Network nirvana [Re: Since Fedora is not aimed at enterpise/business ..]

Thu Oct 2 08:08:01 UTC 2003

On Thu, 2003-10-02 at 01:47, Chris Ricker wrote:
> On Wed, 1 Oct 2003, Owen Taylor wrote:

> Well, the problem here is that with Kerberos the complexity isn't in things
> like the configuration files or the commands -- it's the whole
> authentication process of principals getting ticket-granting tickets which
> allow them to get service tickets which they then present to the service to
> be authenticated and authorized to use it. To administer it, you have to
> understand the whole flow of all that at a conceptual level.

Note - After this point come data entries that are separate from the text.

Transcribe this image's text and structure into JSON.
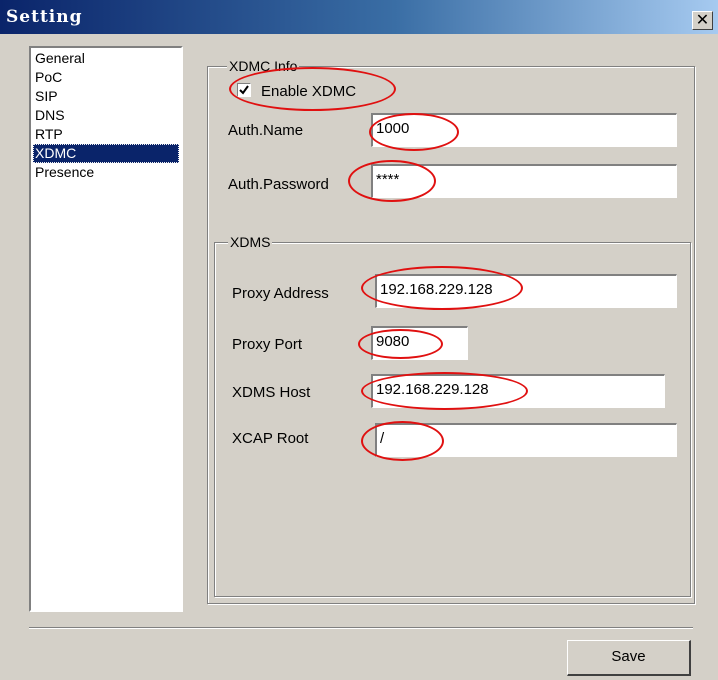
{
  "window": {
    "title": "Setting",
    "close_symbol": "✕"
  },
  "sidebar": {
    "items": [
      {
        "label": "General",
        "selected": false
      },
      {
        "label": "PoC",
        "selected": false
      },
      {
        "label": "SIP",
        "selected": false
      },
      {
        "label": "DNS",
        "selected": false
      },
      {
        "label": "RTP",
        "selected": false
      },
      {
        "label": "XDMC",
        "selected": true
      },
      {
        "label": "Presence",
        "selected": false
      }
    ]
  },
  "xdmc_info": {
    "group_label": "XDMC Info",
    "enable_label": "Enable XDMC",
    "enable_checked": true,
    "auth_name_label": "Auth.Name",
    "auth_name_value": "1000",
    "auth_password_label": "Auth.Password",
    "auth_password_value": "****"
  },
  "xdms": {
    "group_label": "XDMS",
    "proxy_address_label": "Proxy Address",
    "proxy_address_value": "192.168.229.128",
    "proxy_port_label": "Proxy Port",
    "proxy_port_value": "9080",
    "xdms_host_label": "XDMS Host",
    "xdms_host_value": "192.168.229.128",
    "xcap_root_label": "XCAP Root",
    "xcap_root_value": "/"
  },
  "footer": {
    "save_label": "Save"
  },
  "colors": {
    "annotation": "#e01010",
    "selection": "#0a246a",
    "titlebar": "#0a246a"
  }
}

I agree Kerberos is not child's toy, but if M$ has made it usable, it
means that, besides its complexity, admin tools can be developed to make
it more palatable to the unexperienced administrator. I think the idea
is integrate tools like "libuser" to work against Kerberos: should an
admin invoke "useradd", the corresponding entry should be created on the
user repository (i.e. OpenLDAP) and the security principal on the
Kerberos KDC.

> If you look at, say, /etc/krb5.conf you'll find that the syntax is
> reasonably sane and that there's very little you normally change, barring
> rare complexities like setting up direct (non-hierarchical) cross-realm
> authentication. Even things as simple as authconfig mostly configure that
> right already. Similarly, the commands you use to generate principals and
> such aren't difficult. At least IMHO, it's the logic of "when do I need this
> command" that's the complex part, and that goes back to understanding the
> system, which goes back to docs.

I think Kerberos is complex, but many other things like IPSec and
XFree86 are complex enough too and they work reliably and don't need a
lot of tweaking and configuration. We need to work in order to develop
more robust, out-of-the-box tools. For example, during installation, the
/etc/krb5.conf could be automatically customized to change EXAMPLE.COM
to a valid Kerberos V realm aligned with the DNS suffix.

> You'll see that if you look at the existing Kerberos GUIs, or at least the
> two I've used. Sun has gkadmin (usual Solaris Java applet mess) and MS has a
> whole slew of stuff for AD, and neither are really usable unless you know
> how the process works....

Haven't worked with any of them, but even on Windows, there is no
Kerberos admin tool. It's nearly automatic and you have fallback
authentication protocols like the weak NTLM.

> There are a few defaults in Red Hat which could be tuned better -- for
> example, last I looked, Red Hat randomly used a different default encryption
> for tickets than any other MIT-derived Kerberos, which makes things "fun" if
> you have, say, Solaris and Red Hat around. Good luck designing a GUI which 
> can walk admins through diagnosing that ;-)

Don't know what are you talking about, but I've several boxes running on
Red Hat (with MIT Kerberos) and two other with SuSE Linux 8.2 (running
Heimdal) and they are totally and seamlessly interoperable.